Uma despedida depois de uma era de conquistas
Messi deixa a seleção argentina como recordista de partidas e gols. Foram 207 jogos e 125 gols com a camisa albiceleste, números que o colocam no topo da história da equipe nacional.
Durante anos, o craque conviveu com a pressão por conquistar um grande título pela seleção principal. A situação mudou a partir de 2021, quando Messi finalmente levantou a Copa América.
A conquista abriu caminho para uma das fases mais vitoriosas da história recente da Argentina.
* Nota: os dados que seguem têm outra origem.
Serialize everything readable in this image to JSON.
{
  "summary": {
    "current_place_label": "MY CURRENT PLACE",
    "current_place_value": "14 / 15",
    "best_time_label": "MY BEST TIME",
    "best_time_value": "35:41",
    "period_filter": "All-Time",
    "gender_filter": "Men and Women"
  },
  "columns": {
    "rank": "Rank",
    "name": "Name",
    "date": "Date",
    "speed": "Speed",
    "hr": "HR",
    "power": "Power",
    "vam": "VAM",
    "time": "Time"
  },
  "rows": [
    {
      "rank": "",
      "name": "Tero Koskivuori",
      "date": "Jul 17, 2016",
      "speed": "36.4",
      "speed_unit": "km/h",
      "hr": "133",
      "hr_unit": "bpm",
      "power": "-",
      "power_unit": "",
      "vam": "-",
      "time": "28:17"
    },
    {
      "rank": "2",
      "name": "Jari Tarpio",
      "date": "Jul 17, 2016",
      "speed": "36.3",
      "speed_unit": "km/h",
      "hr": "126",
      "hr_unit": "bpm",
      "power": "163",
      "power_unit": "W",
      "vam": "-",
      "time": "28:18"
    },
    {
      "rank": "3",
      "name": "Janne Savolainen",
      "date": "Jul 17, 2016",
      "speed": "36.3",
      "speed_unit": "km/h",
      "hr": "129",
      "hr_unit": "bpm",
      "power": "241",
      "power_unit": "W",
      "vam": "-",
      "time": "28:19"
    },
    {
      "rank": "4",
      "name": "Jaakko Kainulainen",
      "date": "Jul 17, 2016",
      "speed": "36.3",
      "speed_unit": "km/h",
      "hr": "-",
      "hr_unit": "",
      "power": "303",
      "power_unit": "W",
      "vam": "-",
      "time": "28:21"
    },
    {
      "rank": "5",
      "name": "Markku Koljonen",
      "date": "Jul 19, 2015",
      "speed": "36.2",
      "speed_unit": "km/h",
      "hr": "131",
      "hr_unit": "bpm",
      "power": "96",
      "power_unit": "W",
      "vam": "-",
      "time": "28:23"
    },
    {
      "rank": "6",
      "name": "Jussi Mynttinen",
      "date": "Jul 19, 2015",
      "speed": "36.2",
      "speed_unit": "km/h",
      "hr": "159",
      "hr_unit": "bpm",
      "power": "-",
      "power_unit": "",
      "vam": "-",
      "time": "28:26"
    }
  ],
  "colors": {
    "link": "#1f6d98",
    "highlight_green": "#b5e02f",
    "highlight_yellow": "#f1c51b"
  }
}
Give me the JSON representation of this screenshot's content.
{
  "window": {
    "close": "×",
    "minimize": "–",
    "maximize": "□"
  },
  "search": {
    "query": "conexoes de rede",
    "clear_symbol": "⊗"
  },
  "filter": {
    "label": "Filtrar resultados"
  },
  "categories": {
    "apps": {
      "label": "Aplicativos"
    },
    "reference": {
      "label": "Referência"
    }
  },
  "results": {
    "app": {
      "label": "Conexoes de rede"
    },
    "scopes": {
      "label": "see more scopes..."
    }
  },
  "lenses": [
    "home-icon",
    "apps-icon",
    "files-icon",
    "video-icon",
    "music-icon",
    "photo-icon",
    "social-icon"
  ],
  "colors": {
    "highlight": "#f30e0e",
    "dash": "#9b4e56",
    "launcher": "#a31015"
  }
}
Em 2022, no Catar, Messi realizou o principal sonho de sua carreira internacional. A Argentina derrotou a França na final e conquistou a Copa do Mundo, com o camisa 10 sendo eleito o melhor jogador da competição.
Dois anos depois, veio mais um título: a Copa América de 2024, consolidando uma geração vencedora comandada por Messi.
Último capítulo terminou com vice-campeonato
O desejo de Messi era encerrar sua passagem pela seleção com mais um título mundial. Na Copa do Mundo de 2026, disputada nos Estados Unidos, México e Canadá, o argentino participou de todos os oito jogos da campanha e marcou oito gols.
A Argentina chegou novamente à decisão, mas acabou derrotada pela Espanha por 1 a 0 na prorrogação.
A partida acabou se transformando no último capítulo de Messi com a camisa argentina.
O craque deixa o futebol internacional após disputar seis Copas do Mundo, tornando-se um dos jogadores que mais marcaram a história da competição. Ao longo dos Mundiais, marcou 21 gols.
De promessa contestada a maior ídolo
A relação entre Messi e a seleção argentina nem sempre foi tranquila.
Antes dos títulos, o jogador enfrentou críticas e viveu derrotas dolorosas. Perdeu a final da Copa do Mundo de 2014 e as decisões da Copa América de 2015 e 2016.
Em 2016, após perder a final da Copa América para o Chile nos pênaltis, chegou a anunciar sua aposentadoria da seleção. A decisão, porém, foi posteriormente revertida.
O retorno acabou sendo determinante para a construção do maior período de conquistas da carreira internacional do jogador.
Um legado que vai além dos números
Messi deixa a seleção com títulos que durante muito tempo pareceram distantes: Copa América de 2021, Finalíssima de 2022, Copa do Mundo de 2022 e Copa América de 2024, além da medalha de ouro olímpica conquistada em 2008.
Mais do que os troféus, sua passagem pela Albiceleste representa uma transformação na própria relação entre jogador e torcida.
O atleta que durante anos foi comparado a Diego Maradona e cobrado por não repetir na seleção o sucesso obtido no Barcelona terminou sua trajetória internacional como campeão mundial e um dos maiores ídolos da história argentina.
A Argentina começa uma nova era
Com a saída de Messi, a seleção argentina entra em um processo natural de renovação. Jogadores que cresceram ao lado do camisa 10 agora terão a responsabilidade de assumir protagonismo na equipe.
A ausência do maior artilheiro da história argentina também abre espaço para uma nova geração, que terá o desafio de manter o país entre as principais forças do futebol mundial.
Para os argentinos, entretanto, fica uma certeza: durante mais de duas décadas, o país teve o privilégio de assistir ao maior jogador de sua geração vestir a camisa 10.
Messi sai da seleção, mas sua história permanece. O garoto de Rosario que um dia deixou a Argentina para buscar seu espaço no futebol mundial retorna ao imaginário do país como campeão do mundo, maior artilheiro da Albiceleste e protagonista de uma era que dificilmente será repetida.